For Juan Gonzalo Rose
I
And why else did we come
to this city, if not to walk
among seas of hate and fire,
among spurious words;
for what, if not to contemplate
misery’s muted beauty
and a fine silk tie
dancing suspiciously over it.
II
Solitude is comfortable.
Why talk
in a city of ghosts
where words
weigh the same as air
because nobody hears them.
Fill your glass and drink,
immerse yourself in the joy of forgetting,
distract that deep sadness,
tell all the kings of the land
that together they’re not worth a pound of manure.
III
You knew how to speak well of patios and summers.
You knew how to shamelessly sing those waltzes
that turned all fear, all anguish blue.
Your voice exists, nesting in the garden of dreams.
There is a way back from dead roses.
You said it and now I know.
And here we are, standing,
after throwing more and more papers into the bin,
a multitude of doodles and useless poems.

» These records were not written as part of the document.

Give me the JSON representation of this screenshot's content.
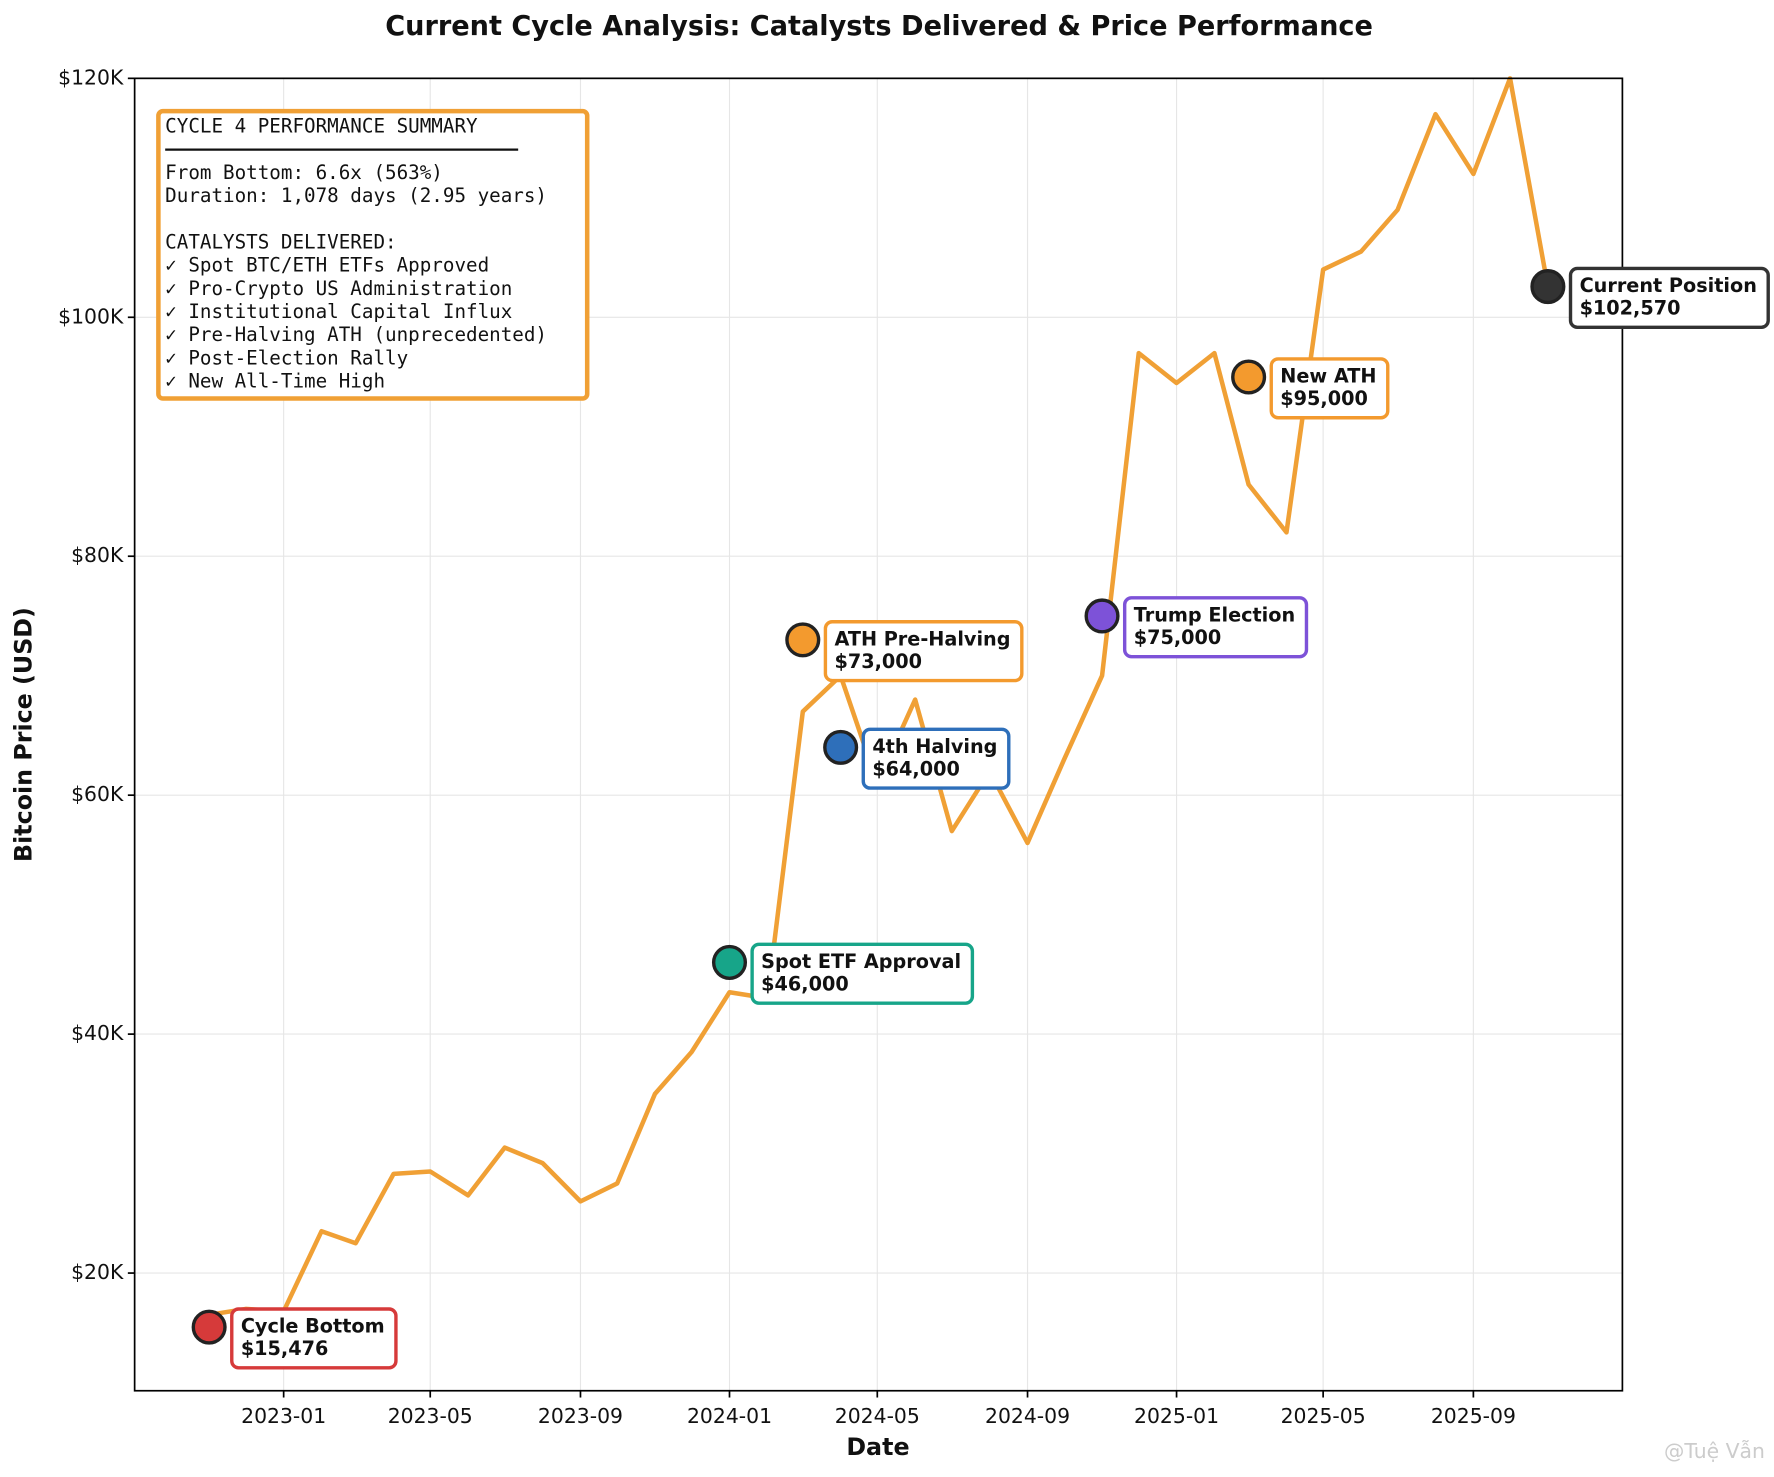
{
  "chart_data": {
    "type": "line",
    "title": "Current Cycle Analysis: Catalysts Delivered & Price Performance",
    "x_label": "Date",
    "y_label": "Bitcoin Price (USD)",
    "x": [
      "2022-11",
      "2022-12",
      "2023-01",
      "2023-02",
      "2023-03",
      "2023-04",
      "2023-05",
      "2023-06",
      "2023-07",
      "2023-08",
      "2023-09",
      "2023-10",
      "2023-11",
      "2023-12",
      "2024-01",
      "2024-02",
      "2024-03",
      "2024-04",
      "2024-05",
      "2024-06",
      "2024-07",
      "2024-08",
      "2024-09",
      "2024-10",
      "2024-11",
      "2024-12",
      "2025-01",
      "2025-02",
      "2025-03",
      "2025-04",
      "2025-05",
      "2025-06",
      "2025-07",
      "2025-08",
      "2025-09",
      "2025-10",
      "2025-11"
    ],
    "series": [
      {
        "color": "#f0a035",
        "values": [
          16500,
          17000,
          16800,
          23500,
          22500,
          28300,
          28500,
          26500,
          30500,
          29200,
          26000,
          27500,
          35000,
          38500,
          43500,
          43000,
          67000,
          70000,
          61000,
          68000,
          57000,
          62000,
          56000,
          63000,
          70000,
          97000,
          94500,
          97000,
          86000,
          82000,
          104000,
          105500,
          109000,
          117000,
          112000,
          120000,
          102570
        ]
      }
    ],
    "xlim": [
      "2022-09",
      "2026-01"
    ],
    "xticks": [
      "2023-01",
      "2023-05",
      "2023-09",
      "2024-01",
      "2024-05",
      "2024-09",
      "2025-01",
      "2025-05",
      "2025-09"
    ],
    "ylim": [
      10150,
      120000
    ],
    "yticks": [
      {
        "value": 20000,
        "label": "$20K"
      },
      {
        "value": 40000,
        "label": "$40K"
      },
      {
        "value": 60000,
        "label": "$60K"
      },
      {
        "value": 80000,
        "label": "$80K"
      },
      {
        "value": 100000,
        "label": "$100K"
      },
      {
        "value": 120000,
        "label": "$120K"
      }
    ],
    "grid": true,
    "annotations": [
      {
        "label": "Cycle Bottom",
        "x": "2022-11",
        "value": 15476,
        "value_label": "$15,476",
        "color": "#d63a3a"
      },
      {
        "label": "Spot ETF Approval",
        "x": "2024-01",
        "value": 46000,
        "value_label": "$46,000",
        "color": "#17a589"
      },
      {
        "label": "ATH Pre-Halving",
        "x": "2024-03",
        "value": 73000,
        "value_label": "$73,000",
        "color": "#f39a2e"
      },
      {
        "label": "4th Halving",
        "x": "2024-04",
        "value": 64000,
        "value_label": "$64,000",
        "color": "#2e6fba"
      },
      {
        "label": "Trump Election",
        "x": "2024-11",
        "value": 75000,
        "value_label": "$75,000",
        "color": "#7d52d8"
      },
      {
        "label": "New ATH",
        "x": "2025-03",
        "value": 95000,
        "value_label": "$95,000",
        "color": "#f39a2e"
      },
      {
        "label": "Current Position",
        "x": "2025-11",
        "value": 102570,
        "value_label": "$102,570",
        "color": "#333333"
      }
    ],
    "summary": {
      "title": "CYCLE 4 PERFORMANCE SUMMARY",
      "stats": [
        "From Bottom: 6.6x (563%)",
        "Duration: 1,078 days (2.95 years)"
      ],
      "catalysts_heading": "CATALYSTS DELIVERED:",
      "catalysts": [
        "✓ Spot BTC/ETH ETFs Approved",
        "✓ Pro-Crypto US Administration",
        "✓ Institutional Capital Influx",
        "✓ Pre-Halving ATH (unprecedented)",
        "✓ Post-Election Rally",
        "✓ New All-Time High"
      ],
      "color": "#f0a035"
    },
    "watermark": "@Tuệ Vẫn"
  }
}
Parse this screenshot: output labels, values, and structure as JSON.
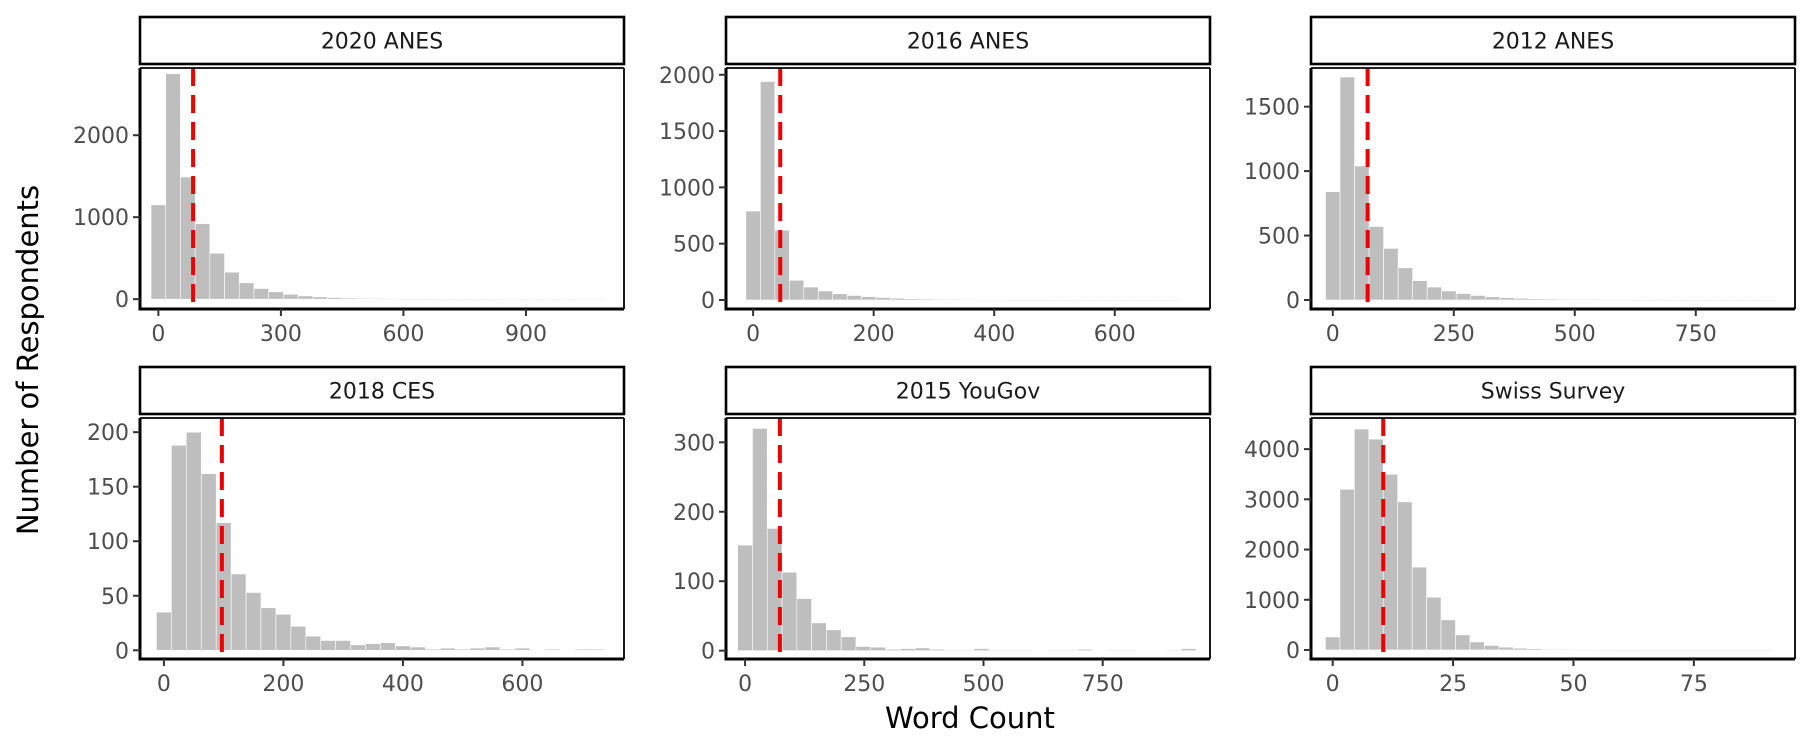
{
  "figure": {
    "xlabel": "Word Count",
    "ylabel": "Number of Respondents"
  },
  "chart_data": [
    {
      "type": "bar",
      "title": "2020 ANES",
      "bin_width": 36,
      "x_first_bin": 0,
      "values": [
        1150,
        2750,
        1490,
        920,
        560,
        330,
        200,
        130,
        90,
        60,
        40,
        28,
        20,
        14,
        10,
        8,
        6,
        5,
        4,
        3,
        3,
        2,
        2,
        2,
        1,
        1,
        1,
        1,
        1,
        1,
        1
      ],
      "mean_line": 85,
      "xlim": [
        -45,
        1140
      ],
      "ylim": [
        -120,
        2820
      ],
      "xticks": [
        0,
        300,
        600,
        900
      ],
      "yticks": [
        0,
        1000,
        2000
      ]
    },
    {
      "type": "bar",
      "title": "2016 ANES",
      "bin_width": 24,
      "x_first_bin": 0,
      "values": [
        790,
        1940,
        620,
        175,
        115,
        80,
        55,
        40,
        30,
        22,
        16,
        12,
        9,
        7,
        5,
        4,
        3,
        3,
        2,
        2,
        2,
        1,
        1,
        1,
        1,
        1,
        1,
        1,
        1,
        1
      ],
      "mean_line": 45,
      "xlim": [
        -45,
        758
      ],
      "ylim": [
        -80,
        2060
      ],
      "xticks": [
        0,
        200,
        400,
        600
      ],
      "yticks": [
        0,
        500,
        1000,
        1500,
        2000
      ]
    },
    {
      "type": "bar",
      "title": "2012 ANES",
      "bin_width": 30,
      "x_first_bin": 0,
      "values": [
        840,
        1730,
        1040,
        570,
        400,
        250,
        150,
        100,
        70,
        50,
        35,
        25,
        18,
        13,
        10,
        8,
        6,
        5,
        4,
        3,
        3,
        2,
        2,
        2,
        1,
        1,
        1,
        1,
        1,
        1,
        1
      ],
      "mean_line": 72,
      "xlim": [
        -45,
        955
      ],
      "ylim": [
        -70,
        1800
      ],
      "xticks": [
        0,
        250,
        500,
        750
      ],
      "yticks": [
        0,
        500,
        1000,
        1500
      ]
    },
    {
      "type": "bar",
      "title": "2018 CES",
      "bin_width": 25,
      "x_first_bin": 0,
      "values": [
        35,
        188,
        200,
        162,
        117,
        70,
        53,
        39,
        33,
        22,
        13,
        9,
        9,
        5,
        6,
        7,
        4,
        3,
        1,
        2,
        1,
        2,
        3,
        1,
        2,
        0,
        1,
        0,
        1,
        1
      ],
      "mean_line": 97,
      "xlim": [
        -40,
        770
      ],
      "ylim": [
        -8,
        213
      ],
      "xticks": [
        0,
        200,
        400,
        600
      ],
      "yticks": [
        0,
        50,
        100,
        150,
        200
      ]
    },
    {
      "type": "bar",
      "title": "2015 YouGov",
      "bin_width": 31,
      "x_first_bin": 0,
      "values": [
        152,
        320,
        176,
        113,
        75,
        40,
        30,
        20,
        6,
        5,
        2,
        3,
        4,
        2,
        1,
        1,
        3,
        1,
        1,
        1,
        0,
        1,
        1,
        2,
        0,
        1,
        1,
        0,
        0,
        1,
        3
      ],
      "mean_line": 73,
      "xlim": [
        -40,
        975
      ],
      "ylim": [
        -12,
        335
      ],
      "xticks": [
        0,
        250,
        500,
        750
      ],
      "yticks": [
        0,
        100,
        200,
        300
      ]
    },
    {
      "type": "bar",
      "title": "Swiss Survey",
      "bin_width": 3,
      "x_first_bin": 0,
      "values": [
        260,
        3200,
        4400,
        4200,
        3500,
        2950,
        1650,
        1050,
        600,
        300,
        160,
        90,
        55,
        35,
        25,
        15,
        10,
        8,
        6,
        5,
        4,
        3,
        2,
        2,
        2,
        1,
        1,
        1,
        1,
        1,
        1
      ],
      "mean_line": 10.5,
      "xlim": [
        -4.5,
        96
      ],
      "ylim": [
        -180,
        4620
      ],
      "xticks": [
        0,
        25,
        50,
        75
      ],
      "yticks": [
        0,
        1000,
        2000,
        3000,
        4000
      ]
    }
  ]
}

Ah, if only for a single day I had such clarity
and on forgetting (I could draw) another flower.
Duties
Write a poem about seas and mirrors
without worrying too much about seas and mirrors.
Talk about birds
without ever thinking of flying:
better yet, rid yourselves of certain feathers.
Sing looking toward the high groves,
but in winter, when they offer only bare branches.
Think about a city, an island, a street.
And do so with no ideas, following only a hunch,
desire, the ageless murmur of instinct.
Lose yourself in the night, love the night, fear the night.
And then face the day and once again the night.